Yet another leak of highly classified intelligence has made fighting terrorists more difficult. But the media claim they -- not our elected leaders -- know what's best for the country. Last week, the New York Times and several other newspapers revealed that since 9/11, the Treasury Department and other federal agencies have been following the terrorist money trail by monitoring financial transactions through a Belgium-based banking consortium known as SWIFT (the Society for Worldwide Interbank Financial Telecommunication). In defending its actions, the New York Times' executive editor, Bill Keller, said that he "remained convinced that the administration's extraordinary access to this vast repository of international financial data, however carefully targeted use of it may be, is a matter of public interest."
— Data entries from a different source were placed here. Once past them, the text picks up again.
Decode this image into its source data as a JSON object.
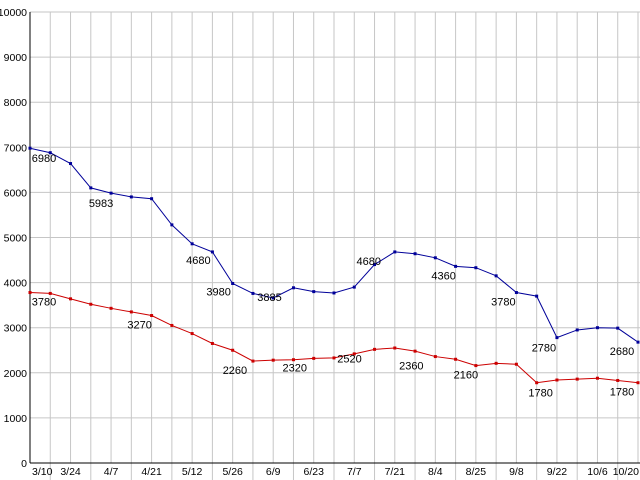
{
  "chart_data": {
    "type": "line",
    "title": "",
    "background": "#ffffff",
    "grid_color": "#c6c6c6",
    "axis_color": "#000000",
    "label_color": "#000000",
    "grid": true,
    "legend": "none",
    "ylim": [
      0,
      10000
    ],
    "y_ticks": [
      0,
      1000,
      2000,
      3000,
      4000,
      5000,
      6000,
      7000,
      8000,
      9000,
      10000
    ],
    "x_labels": [
      {
        "i": 0,
        "label": "3/10"
      },
      {
        "i": 2,
        "label": "3/24"
      },
      {
        "i": 4,
        "label": "4/7"
      },
      {
        "i": 6,
        "label": "4/21"
      },
      {
        "i": 8,
        "label": "5/12"
      },
      {
        "i": 10,
        "label": "5/26"
      },
      {
        "i": 12,
        "label": "6/9"
      },
      {
        "i": 14,
        "label": "6/23"
      },
      {
        "i": 16,
        "label": "7/7"
      },
      {
        "i": 18,
        "label": "7/21"
      },
      {
        "i": 20,
        "label": "8/4"
      },
      {
        "i": 22,
        "label": "8/25"
      },
      {
        "i": 24,
        "label": "9/8"
      },
      {
        "i": 26,
        "label": "9/22"
      },
      {
        "i": 28,
        "label": "10/6"
      },
      {
        "i": 30,
        "label": "10/20"
      }
    ],
    "series": [
      {
        "name": "series-blue",
        "color": "#000099",
        "values": [
          6980,
          6880,
          6640,
          6100,
          5983,
          5900,
          5860,
          5280,
          4860,
          4680,
          3980,
          3760,
          3660,
          3885,
          3800,
          3770,
          3900,
          4400,
          4680,
          4640,
          4550,
          4360,
          4330,
          4150,
          3780,
          3700,
          2780,
          2950,
          3000,
          2990,
          2680
        ],
        "labels": [
          {
            "i": 0,
            "text": "6980",
            "dx": 14,
            "dy": 14
          },
          {
            "i": 4,
            "text": "5983",
            "dx": -10,
            "dy": 14
          },
          {
            "i": 9,
            "text": "4680",
            "dx": -14,
            "dy": 12
          },
          {
            "i": 10,
            "text": "3980",
            "dx": -14,
            "dy": 12
          },
          {
            "i": 13,
            "text": "3885",
            "dx": -24,
            "dy": 13
          },
          {
            "i": 18,
            "text": "4680",
            "dx": -26,
            "dy": 13
          },
          {
            "i": 21,
            "text": "4360",
            "dx": -12,
            "dy": 13
          },
          {
            "i": 24,
            "text": "3780",
            "dx": -13,
            "dy": 13
          },
          {
            "i": 26,
            "text": "2780",
            "dx": -13,
            "dy": 14
          },
          {
            "i": 30,
            "text": "2680",
            "dx": -16,
            "dy": 13
          }
        ]
      },
      {
        "name": "series-red",
        "color": "#cc0000",
        "values": [
          3780,
          3760,
          3640,
          3520,
          3430,
          3350,
          3270,
          3050,
          2870,
          2650,
          2500,
          2260,
          2280,
          2290,
          2320,
          2330,
          2420,
          2520,
          2550,
          2480,
          2360,
          2300,
          2160,
          2210,
          2190,
          1780,
          1840,
          1860,
          1880,
          1830,
          1780
        ],
        "labels": [
          {
            "i": 0,
            "text": "3780",
            "dx": 14,
            "dy": 13
          },
          {
            "i": 6,
            "text": "3270",
            "dx": -12,
            "dy": 13
          },
          {
            "i": 11,
            "text": "2260",
            "dx": -18,
            "dy": 13
          },
          {
            "i": 14,
            "text": "2320",
            "dx": -19,
            "dy": 13
          },
          {
            "i": 17,
            "text": "2520",
            "dx": -25,
            "dy": 13
          },
          {
            "i": 20,
            "text": "2360",
            "dx": -24,
            "dy": 13
          },
          {
            "i": 22,
            "text": "2160",
            "dx": -10,
            "dy": 13
          },
          {
            "i": 25,
            "text": "1780",
            "dx": 4,
            "dy": 14
          },
          {
            "i": 30,
            "text": "1780",
            "dx": -16,
            "dy": 13
          }
        ]
      }
    ]
  }
}
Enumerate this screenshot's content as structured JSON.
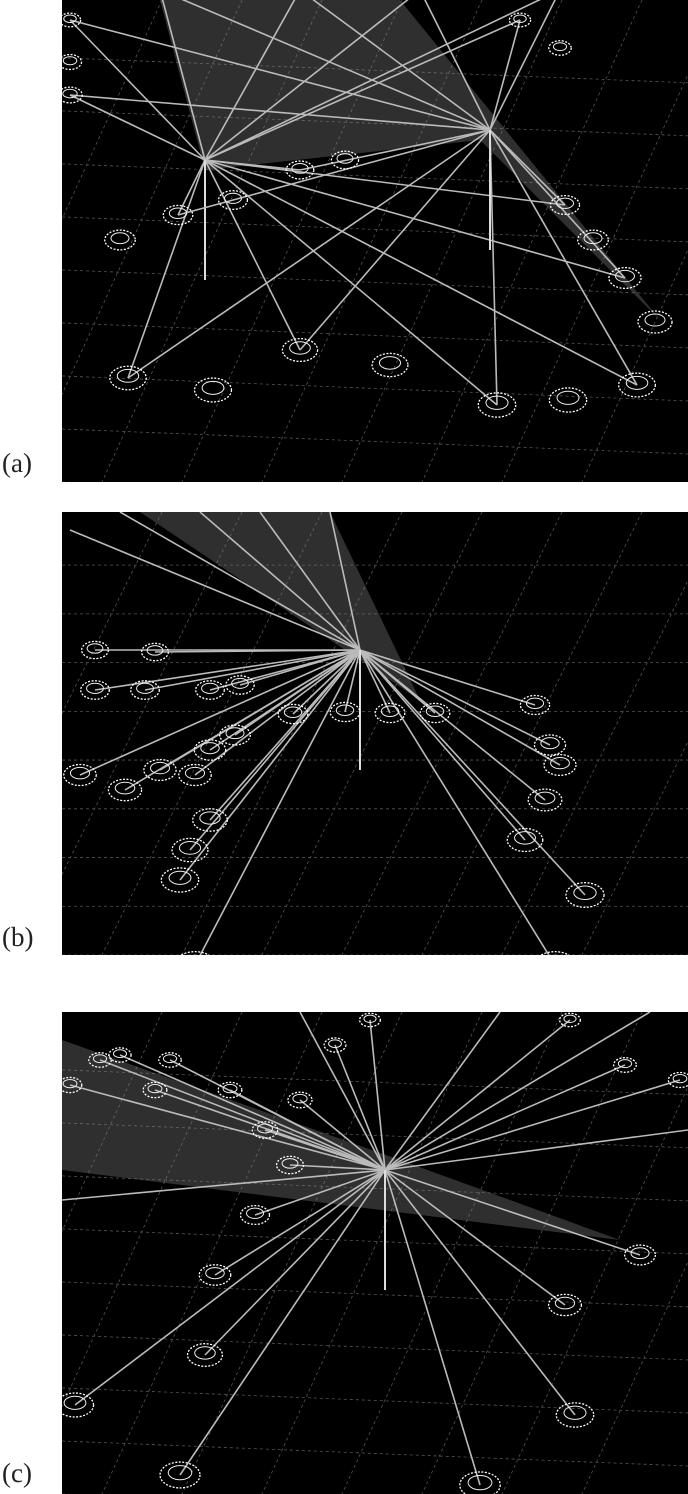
{
  "panels": [
    {
      "label": "(a)"
    },
    {
      "label": "(b)"
    },
    {
      "label": "(c)"
    }
  ]
}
The newspaper's hubris is breathtaking, but it is important to remember the Times would not have had the story without the help of current and former government officials who decided to betray the nation's trust. They -- not the Times -- should be the subject of criminal prosecution.

We have long passed the era when we expect the media to behave responsibly, much less patriotically. News organizations will break any story they're lucky enough to get their hands on, and they don't much care who is hurt in the process. Call me a cynic, but I think it's obvious the media don't give a tinker's damn about national security. But the same should not be true of the Times' sources, many of whom have sworn an oath to protect the nation's secrets.

Times reporters Eric Lichtblau and James Risen -- the duo who also broke the story about the super-secret National Security Agency (NSA) data-mining program a few months ago -- admit they discussed the SWIFT program with "nearly 20 current and former government officials and industry executives." Since both the Treasury Department and the CIA were involved in tracking financial transactions of suspected terrorists, it makes sense to start an investigation there. Anyone in either agency who might have had access to some or all of the details of the SWIFT operation should be subjected to lie detector tests immediately. Anyone who fails a test, or refuses to submit to one, should be dismissed.

It will be more difficult to pursue former officials, but they should be aggressively questioned by the FBI. For those who are not cooperative, Congress can, and should, subpoena them and compel them to answer questions under oath. Some might invoke their Fifth Amendment right not to incriminate themselves, but these persons should be permanently barred from obtaining security clearances.

And, of course, any investigation that turns up evidence of criminal wrongdoing should be prosecuted to the fullest extent of the law.

These measures will do nothing to mitigate the harm already done to the nation's security, but they could prevent future unlawful disclosures. It is simply not up to individual officials, no matter how well-intentioned they believe they are, to decide which secrets they will keep and which they will divulge. If they have legitimate concerns about the legality of a security measure, there are adequate means to raise the alarm. Every agency has an inspector general to whom they can appeal. They can ask to be relieved of their duties. They can contact the appropriate Congressional oversight committee. In some instances, they might approach the Foreign Intelligence Surveillance Act court. What they cannot do is publicly reveal secrets they are sworn to protect.

It's hard to remember a time when classified leaks were as numerous as they are now -- or when such leaks posed as a big a peril as these do. In recent months, three major classified programs have been revealed on the front pages of the country's leading papers: the SWIFT program, the NSA surveillance program, and the existence of secret overseas CIA-run prisons where suspected terrorists have been questioned and detained.

This last story earned the Washington Post the Pulitzer Prize, but it should have earned jail time for those who revealed the information to the Post. Perhaps if this security breach had resulted in criminal prosecution, we would not have had to deal with subsequent violations.